Spanish election results – They did not pass…

Hughie Beag is a West Belfast native and recovering legal scholar who spends lots of time in his spouse’s native Basque Country

The expected centre right / far right surge didn’t happen and today, Incumbent Pedro Sánchez is poised to remain the Spanish President as a result of Sunday’s inconclusive national election in which the center-right Popular Party won the most votes but was left with no clear path to form a government.

Prior to the vote, conservative leader Alberto Núñez Feijóo indicated that he would be willing to form a coalition government with Vox, but both parties fell short of the 176 seats needed to control the Spanish parliament.

I watched the count live last night and with around 96% of the votes being counted the professional psephologist on television stated that the only way there can be a PP/Vox coalition government is if they bring the Basque centre right PNV into it.
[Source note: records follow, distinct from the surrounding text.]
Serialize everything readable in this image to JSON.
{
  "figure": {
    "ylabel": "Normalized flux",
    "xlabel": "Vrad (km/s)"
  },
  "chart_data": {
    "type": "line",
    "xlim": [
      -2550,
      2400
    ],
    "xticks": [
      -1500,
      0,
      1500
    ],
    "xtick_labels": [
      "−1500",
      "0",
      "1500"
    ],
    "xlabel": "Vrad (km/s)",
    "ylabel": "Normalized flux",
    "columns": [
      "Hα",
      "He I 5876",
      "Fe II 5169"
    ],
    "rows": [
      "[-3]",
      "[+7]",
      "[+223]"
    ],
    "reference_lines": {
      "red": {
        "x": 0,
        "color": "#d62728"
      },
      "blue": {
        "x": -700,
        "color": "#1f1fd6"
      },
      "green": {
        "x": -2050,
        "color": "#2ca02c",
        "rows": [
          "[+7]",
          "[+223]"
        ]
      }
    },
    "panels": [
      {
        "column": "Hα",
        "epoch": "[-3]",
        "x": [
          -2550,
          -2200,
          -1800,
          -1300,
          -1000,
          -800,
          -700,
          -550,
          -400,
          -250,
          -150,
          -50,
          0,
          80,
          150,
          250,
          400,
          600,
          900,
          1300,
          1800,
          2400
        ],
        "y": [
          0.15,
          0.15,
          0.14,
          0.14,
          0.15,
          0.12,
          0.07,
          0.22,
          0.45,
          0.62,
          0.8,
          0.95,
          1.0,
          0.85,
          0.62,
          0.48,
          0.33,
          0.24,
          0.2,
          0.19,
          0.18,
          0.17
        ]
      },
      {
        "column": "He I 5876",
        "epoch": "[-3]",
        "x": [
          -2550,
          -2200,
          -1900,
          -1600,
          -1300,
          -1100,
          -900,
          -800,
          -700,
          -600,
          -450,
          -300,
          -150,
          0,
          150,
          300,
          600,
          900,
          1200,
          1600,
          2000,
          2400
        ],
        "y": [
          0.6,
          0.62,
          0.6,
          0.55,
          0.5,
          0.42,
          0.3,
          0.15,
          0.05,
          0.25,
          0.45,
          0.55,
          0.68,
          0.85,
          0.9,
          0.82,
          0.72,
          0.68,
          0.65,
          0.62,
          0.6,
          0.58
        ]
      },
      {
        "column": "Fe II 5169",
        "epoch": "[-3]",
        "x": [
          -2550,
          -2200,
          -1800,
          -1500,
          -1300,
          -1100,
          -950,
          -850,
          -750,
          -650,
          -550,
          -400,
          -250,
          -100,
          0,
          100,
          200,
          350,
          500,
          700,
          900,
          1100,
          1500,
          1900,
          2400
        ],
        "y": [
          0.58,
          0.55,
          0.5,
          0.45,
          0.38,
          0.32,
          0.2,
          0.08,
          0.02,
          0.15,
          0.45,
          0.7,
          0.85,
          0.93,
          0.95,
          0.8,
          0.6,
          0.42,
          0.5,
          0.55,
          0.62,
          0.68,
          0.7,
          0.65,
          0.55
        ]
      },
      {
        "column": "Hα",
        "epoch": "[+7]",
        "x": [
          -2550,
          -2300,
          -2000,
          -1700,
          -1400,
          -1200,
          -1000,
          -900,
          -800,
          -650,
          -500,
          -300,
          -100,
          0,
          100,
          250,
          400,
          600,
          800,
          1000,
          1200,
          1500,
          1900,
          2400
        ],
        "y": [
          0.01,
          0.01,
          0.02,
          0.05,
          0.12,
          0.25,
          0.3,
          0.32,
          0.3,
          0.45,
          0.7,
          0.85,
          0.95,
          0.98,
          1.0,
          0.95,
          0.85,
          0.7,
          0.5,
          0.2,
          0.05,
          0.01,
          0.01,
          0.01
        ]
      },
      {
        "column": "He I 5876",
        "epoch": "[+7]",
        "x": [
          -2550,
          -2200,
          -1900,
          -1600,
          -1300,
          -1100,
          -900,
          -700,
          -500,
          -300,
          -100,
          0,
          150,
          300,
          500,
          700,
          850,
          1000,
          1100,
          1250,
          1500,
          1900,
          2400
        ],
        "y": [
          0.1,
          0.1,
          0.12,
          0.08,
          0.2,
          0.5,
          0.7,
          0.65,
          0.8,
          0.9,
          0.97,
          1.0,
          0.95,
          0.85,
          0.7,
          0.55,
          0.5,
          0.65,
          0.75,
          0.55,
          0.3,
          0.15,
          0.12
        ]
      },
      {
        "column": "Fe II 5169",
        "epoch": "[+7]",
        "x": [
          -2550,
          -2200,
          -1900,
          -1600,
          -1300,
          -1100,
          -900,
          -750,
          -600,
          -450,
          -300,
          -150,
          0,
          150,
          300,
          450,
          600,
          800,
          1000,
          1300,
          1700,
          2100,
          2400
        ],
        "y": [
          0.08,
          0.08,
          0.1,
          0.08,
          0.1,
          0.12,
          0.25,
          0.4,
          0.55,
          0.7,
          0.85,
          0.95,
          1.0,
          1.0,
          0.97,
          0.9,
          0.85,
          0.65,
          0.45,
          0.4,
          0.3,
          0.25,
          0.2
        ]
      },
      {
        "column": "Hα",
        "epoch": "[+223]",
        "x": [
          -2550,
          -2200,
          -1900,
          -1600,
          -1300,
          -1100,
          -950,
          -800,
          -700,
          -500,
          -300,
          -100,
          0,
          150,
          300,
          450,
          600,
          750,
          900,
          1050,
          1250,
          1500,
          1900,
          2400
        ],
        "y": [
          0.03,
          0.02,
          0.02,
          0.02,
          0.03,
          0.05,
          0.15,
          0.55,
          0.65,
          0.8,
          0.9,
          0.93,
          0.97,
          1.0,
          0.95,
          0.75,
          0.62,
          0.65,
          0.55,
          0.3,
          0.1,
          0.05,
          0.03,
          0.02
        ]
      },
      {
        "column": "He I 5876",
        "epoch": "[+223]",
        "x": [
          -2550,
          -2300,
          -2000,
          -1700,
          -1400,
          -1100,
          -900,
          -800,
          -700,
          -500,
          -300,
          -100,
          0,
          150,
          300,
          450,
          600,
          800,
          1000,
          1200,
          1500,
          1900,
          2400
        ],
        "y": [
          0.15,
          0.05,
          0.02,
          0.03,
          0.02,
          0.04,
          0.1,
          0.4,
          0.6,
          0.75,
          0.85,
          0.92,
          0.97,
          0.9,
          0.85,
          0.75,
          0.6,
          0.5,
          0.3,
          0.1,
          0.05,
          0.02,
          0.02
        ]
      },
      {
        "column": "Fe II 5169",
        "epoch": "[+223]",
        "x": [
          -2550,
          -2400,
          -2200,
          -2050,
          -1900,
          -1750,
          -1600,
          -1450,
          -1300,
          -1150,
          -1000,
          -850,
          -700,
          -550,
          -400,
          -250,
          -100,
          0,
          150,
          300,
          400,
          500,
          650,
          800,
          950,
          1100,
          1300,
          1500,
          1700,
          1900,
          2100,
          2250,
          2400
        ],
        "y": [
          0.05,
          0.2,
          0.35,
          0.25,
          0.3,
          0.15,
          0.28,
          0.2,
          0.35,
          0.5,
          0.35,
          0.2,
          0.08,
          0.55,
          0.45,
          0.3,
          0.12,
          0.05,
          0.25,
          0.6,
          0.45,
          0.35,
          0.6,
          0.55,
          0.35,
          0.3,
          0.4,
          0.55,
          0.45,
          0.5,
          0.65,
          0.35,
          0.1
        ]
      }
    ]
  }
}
For the PNV to go anywhere near a coalition gov with VOX would be electoral suicide.

The outcome opens the door to Sánchez remaining in power.

Together with Yolanda Díaz’s left-wing Sumar coalition, Sanchez’s PSOE could form a coalition that controls 153 seats in parliament, but in order to govern, he’ll need to forge deals with a variety of political groups such as Basque and Catalan independentists.

Negotiations by the two blocs to form governments will start after a new parliament convenes on 17 August. Spanish King Felipe will invite the PP’s leader, Alberto Núñez Feijóo, to try to secure the prime ministership. In a similar situation in 2015, PP leader Mariano Rajoy declined the king’s invitation, saying he could not muster the support. If Feijoo declines, the king may turn to the incumbent, Pedro Sánchez, with the same request. The law does not set a deadline for the process but if no candidate secures a majority within two months of the first vote on the President, new elections must be held.

For me one of the most enjoyable moments of the count was VOX leader, Santiago Abiscal, after VOX lost almost half of their previous seats stating:

I’d like to point out something that’s bad news for many Spaniards: despite losing the election, Pedro Sánchez can block the formation of a new government. Worse still, Pedro Sánchez could even be invested as prime minister with the help of communists, [Catalan] independence supporters and terrorists.